А Гена знает только учебные заведения и Атоммаш, где совсем нет тех былых работ, что делались шумной мельтешащей толпой под запевку: "Взяли, ра-а-зом!" Мы не пошли на обеденный перерыв в столовую, жуем пирожки, запивая молоком из пакетов. Гена рассказывает о возведении корпусов, и я представляю, как плавали по воздуху на тонких тросах устрашающе огромные фермы, похожие на железнодорожные мосты, для чего-то сорванные с места; плавали стальные колонны и широкие, как площади, стенные панели, составленные из сложенных вместе слоев. Сандвичи. Все это стремительно, а на глаз неторопливо монтировалось на уже готовые, могучие, со сваями глубиной двадцать шесть метров, фундаменты; и лишнее говорить, что сила не в мельтешении, не в "разом взяли", а в инженерных абсолютно новых решениях.

- Ну, а фундаменты, - спрашиваю, - их-то закладывали прежним методом?

- Тю! - чисто по-донскому восклицает Гена и растолковывает, великодушно избегая терминов, стараясь как можно популярнее:-Включил буры, они вж-жик, вж-жик, вж-жик - понасверлили в грунте колодцы, вроде артезианских; в каждый опустил кранами арматуру, залил бетоном, утрамбовал электровибраторами - и сваи готовы. С приветом! А фундамент обычный - это ж средневековье.

Эх, Геночка! "Средневековье"... Это моя юность, это Сельмашстрой с его крестьянскими ходами, конными граблями, козоносами, грабарями. Ишь, слова! Для тебя вроде французских... А мне самые родные, кровные.
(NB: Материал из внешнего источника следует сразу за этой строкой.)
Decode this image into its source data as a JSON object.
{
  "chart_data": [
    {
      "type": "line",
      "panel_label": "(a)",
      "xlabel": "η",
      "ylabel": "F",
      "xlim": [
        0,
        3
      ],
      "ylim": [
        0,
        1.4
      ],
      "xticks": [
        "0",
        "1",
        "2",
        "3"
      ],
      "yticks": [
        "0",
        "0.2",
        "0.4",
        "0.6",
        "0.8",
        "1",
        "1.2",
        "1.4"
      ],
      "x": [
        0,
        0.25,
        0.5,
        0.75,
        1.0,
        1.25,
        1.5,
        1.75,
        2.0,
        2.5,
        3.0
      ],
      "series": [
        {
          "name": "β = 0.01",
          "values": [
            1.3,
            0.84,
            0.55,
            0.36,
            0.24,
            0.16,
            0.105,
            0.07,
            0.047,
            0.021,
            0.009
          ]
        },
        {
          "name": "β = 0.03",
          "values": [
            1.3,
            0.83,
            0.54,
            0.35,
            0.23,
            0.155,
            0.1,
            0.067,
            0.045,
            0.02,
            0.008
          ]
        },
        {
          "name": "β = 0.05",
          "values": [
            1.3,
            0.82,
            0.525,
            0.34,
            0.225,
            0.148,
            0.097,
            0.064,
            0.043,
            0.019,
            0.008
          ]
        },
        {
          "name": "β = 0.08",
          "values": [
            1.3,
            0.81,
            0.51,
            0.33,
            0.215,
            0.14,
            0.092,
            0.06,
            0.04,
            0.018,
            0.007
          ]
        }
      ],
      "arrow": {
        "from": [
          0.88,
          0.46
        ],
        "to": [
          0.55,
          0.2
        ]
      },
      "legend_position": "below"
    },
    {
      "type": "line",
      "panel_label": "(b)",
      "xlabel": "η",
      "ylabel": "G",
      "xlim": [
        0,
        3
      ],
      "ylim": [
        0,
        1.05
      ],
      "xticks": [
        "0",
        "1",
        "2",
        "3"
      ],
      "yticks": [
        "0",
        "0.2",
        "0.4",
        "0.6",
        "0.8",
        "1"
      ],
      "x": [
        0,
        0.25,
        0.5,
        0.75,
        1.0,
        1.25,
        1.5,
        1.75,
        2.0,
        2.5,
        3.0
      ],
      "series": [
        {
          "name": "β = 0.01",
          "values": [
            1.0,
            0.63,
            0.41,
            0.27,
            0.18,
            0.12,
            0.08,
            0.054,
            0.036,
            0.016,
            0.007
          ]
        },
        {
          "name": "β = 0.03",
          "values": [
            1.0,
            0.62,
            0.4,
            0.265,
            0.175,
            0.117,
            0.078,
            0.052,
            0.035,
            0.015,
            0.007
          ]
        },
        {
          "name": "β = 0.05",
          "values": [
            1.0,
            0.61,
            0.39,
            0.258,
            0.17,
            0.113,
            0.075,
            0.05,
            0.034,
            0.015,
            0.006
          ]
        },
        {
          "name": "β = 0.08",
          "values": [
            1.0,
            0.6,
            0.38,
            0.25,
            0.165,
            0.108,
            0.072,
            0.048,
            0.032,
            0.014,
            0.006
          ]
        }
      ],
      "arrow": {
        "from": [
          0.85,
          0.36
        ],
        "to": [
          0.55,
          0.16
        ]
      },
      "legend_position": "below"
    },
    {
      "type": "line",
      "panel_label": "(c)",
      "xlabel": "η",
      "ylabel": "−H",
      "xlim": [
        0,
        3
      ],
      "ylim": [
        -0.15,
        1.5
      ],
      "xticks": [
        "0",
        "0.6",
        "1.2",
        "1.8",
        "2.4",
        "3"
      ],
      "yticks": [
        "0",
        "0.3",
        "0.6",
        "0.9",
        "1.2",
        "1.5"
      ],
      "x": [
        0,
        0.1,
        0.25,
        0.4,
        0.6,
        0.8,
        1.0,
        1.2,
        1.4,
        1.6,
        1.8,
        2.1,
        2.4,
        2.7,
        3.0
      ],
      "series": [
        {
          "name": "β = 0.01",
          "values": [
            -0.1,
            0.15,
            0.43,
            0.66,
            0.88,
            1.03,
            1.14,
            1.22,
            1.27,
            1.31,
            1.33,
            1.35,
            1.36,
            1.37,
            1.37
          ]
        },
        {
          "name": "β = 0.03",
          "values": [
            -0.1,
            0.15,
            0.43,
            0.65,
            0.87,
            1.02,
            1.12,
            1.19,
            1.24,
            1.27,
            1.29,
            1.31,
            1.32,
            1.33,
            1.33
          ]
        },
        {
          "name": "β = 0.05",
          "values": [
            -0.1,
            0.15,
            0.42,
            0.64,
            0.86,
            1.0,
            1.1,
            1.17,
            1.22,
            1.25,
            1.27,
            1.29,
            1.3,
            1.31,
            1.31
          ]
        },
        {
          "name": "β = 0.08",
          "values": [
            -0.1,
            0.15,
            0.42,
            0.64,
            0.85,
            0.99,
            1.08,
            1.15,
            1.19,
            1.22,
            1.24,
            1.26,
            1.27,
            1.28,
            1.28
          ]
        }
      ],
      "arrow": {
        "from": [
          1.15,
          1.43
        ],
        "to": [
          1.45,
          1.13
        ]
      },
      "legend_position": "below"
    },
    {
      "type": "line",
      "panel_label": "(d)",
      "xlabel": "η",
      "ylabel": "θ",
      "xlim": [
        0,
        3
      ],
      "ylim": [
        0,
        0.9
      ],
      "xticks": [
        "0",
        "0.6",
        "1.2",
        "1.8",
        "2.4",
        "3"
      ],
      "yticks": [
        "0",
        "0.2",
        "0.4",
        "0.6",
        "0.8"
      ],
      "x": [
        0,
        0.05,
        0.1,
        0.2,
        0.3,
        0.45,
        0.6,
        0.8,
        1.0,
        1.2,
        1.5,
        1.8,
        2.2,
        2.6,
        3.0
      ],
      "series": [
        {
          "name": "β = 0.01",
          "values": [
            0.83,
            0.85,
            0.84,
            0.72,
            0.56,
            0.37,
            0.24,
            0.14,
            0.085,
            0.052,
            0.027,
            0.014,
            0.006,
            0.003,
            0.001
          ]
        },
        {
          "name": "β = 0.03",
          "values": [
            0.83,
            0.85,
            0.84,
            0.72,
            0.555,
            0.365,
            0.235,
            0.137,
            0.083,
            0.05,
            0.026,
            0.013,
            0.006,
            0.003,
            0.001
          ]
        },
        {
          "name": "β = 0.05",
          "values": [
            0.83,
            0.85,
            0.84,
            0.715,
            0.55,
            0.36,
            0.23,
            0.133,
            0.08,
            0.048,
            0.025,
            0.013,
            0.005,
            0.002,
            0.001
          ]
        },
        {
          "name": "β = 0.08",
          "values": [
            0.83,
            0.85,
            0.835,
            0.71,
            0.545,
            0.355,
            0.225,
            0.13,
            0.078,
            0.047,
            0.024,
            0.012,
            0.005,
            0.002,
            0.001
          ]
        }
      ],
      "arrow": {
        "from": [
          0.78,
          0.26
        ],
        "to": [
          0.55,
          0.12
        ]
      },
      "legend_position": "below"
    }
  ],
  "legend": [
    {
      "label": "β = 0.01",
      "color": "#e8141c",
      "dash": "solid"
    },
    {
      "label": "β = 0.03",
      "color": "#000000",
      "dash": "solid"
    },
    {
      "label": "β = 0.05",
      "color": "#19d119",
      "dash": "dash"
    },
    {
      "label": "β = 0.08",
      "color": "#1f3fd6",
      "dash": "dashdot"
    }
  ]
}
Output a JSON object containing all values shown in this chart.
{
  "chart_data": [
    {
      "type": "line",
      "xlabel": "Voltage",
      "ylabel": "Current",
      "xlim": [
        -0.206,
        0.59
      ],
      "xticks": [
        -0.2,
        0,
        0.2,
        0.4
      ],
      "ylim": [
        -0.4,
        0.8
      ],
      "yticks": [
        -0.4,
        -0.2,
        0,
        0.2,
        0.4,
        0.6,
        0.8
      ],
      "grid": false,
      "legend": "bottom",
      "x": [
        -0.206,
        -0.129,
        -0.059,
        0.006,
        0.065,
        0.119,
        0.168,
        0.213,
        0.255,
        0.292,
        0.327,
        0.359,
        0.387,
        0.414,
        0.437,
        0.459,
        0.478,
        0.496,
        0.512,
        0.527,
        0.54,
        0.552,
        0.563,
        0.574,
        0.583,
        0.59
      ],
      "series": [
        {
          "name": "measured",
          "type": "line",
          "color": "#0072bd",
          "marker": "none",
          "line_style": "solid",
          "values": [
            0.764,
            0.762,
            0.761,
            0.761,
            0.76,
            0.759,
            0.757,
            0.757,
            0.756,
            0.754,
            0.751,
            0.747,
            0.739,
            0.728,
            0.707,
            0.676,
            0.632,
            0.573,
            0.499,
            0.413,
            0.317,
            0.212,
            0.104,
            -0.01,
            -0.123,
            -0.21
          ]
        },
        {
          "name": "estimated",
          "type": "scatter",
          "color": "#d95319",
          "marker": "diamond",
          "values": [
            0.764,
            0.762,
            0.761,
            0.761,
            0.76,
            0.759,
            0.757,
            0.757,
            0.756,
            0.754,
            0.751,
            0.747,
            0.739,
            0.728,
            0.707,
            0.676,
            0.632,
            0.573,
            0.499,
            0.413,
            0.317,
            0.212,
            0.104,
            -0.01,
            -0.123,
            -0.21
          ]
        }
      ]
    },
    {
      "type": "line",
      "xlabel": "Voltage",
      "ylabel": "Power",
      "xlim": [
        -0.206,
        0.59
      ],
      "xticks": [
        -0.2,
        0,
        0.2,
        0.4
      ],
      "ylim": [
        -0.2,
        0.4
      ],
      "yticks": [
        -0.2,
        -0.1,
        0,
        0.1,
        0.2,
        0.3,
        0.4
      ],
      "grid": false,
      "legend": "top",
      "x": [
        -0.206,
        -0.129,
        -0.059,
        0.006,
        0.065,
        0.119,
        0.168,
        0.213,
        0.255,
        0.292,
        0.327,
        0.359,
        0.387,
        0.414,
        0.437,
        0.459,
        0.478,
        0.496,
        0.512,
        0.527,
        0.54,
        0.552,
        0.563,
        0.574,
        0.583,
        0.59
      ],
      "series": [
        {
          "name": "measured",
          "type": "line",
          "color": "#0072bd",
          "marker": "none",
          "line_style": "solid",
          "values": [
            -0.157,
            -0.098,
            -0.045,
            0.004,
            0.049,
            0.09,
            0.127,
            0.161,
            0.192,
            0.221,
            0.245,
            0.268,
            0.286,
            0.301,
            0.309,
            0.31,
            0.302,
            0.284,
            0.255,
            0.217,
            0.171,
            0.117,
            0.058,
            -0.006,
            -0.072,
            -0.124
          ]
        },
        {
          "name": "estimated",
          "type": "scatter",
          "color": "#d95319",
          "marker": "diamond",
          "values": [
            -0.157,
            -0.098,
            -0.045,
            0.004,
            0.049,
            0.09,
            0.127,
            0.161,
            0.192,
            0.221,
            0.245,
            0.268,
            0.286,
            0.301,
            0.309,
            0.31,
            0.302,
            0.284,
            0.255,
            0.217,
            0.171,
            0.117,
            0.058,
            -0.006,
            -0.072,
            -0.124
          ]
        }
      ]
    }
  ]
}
Всякий раз, проходя мимо Сельмаша, глядишь на корпус заводоуправления, на башню проходной... Все это внутри было в войну взорвано, а стены уцелели, и, замирая душой, гордясь, разглядываешь принесенные твоими друзьями и лично тобой кирпичи...

Их видишь воочию, а памятью слышишь те шуточки, что сыпались . в адрес каменщиков-мужиков, клавших эти стены. Приходя из деревушек на сезон, сезонники, они курили не папиросы, а махру, красовались синими в горошек, а то и красными рубахами - и мы, глупые молодые горожане, перемигиваясь, зубоскалили на два голоса:

- Подай струмент.

- Какой?

- Вядро с водой.

- Нету, корова попила.

...Работаешь, бывало, на высоте строительных лесов, видишь внизу потоки кнутами хлещущих грабарей, их телеги, переполненные глыбами супеси, глины, верхних земляных пластов, вывернутых к солнцу корнями, разломленных, полупудовых - и нам, комсомольцам, казалось: пол земного шара встало на колеса, пошло боевой дорогой.

Наш паровоз, вперед лети!

Всякий раз, глотнув из пакета, Геннадий косточкой пальца деликатно промакивает усы, слушает, а я вижу ростовское знойное, в пыльной заволочи, небо, потных каменщиков-стариков, для которых мы - счастливые, что уже не школьники, а рабочий класс, - таскаем кирпич по узеньким, похожим на пароходные трапы сходням. И сейчас слышу, как эти усыпанные известью, сверкающие шляпками гвоздей сходни пружинятся под ногами, напряженными от двойной тяжести, - меня самого и кирпичей на спине, на сколоченной из досок "козе" с ее деревянными "рогами", опертыми на плечи; ощущаю тяжесть "козы", когда, соревнуясь со взрослыми, самонадеянно сверх меры перегрузясь,- на то и соревнование! - взбираешься вдоль бесконечных перил, хватаешь воздух ноздрями, ртом, всей своей раскаленной солнцем кожей.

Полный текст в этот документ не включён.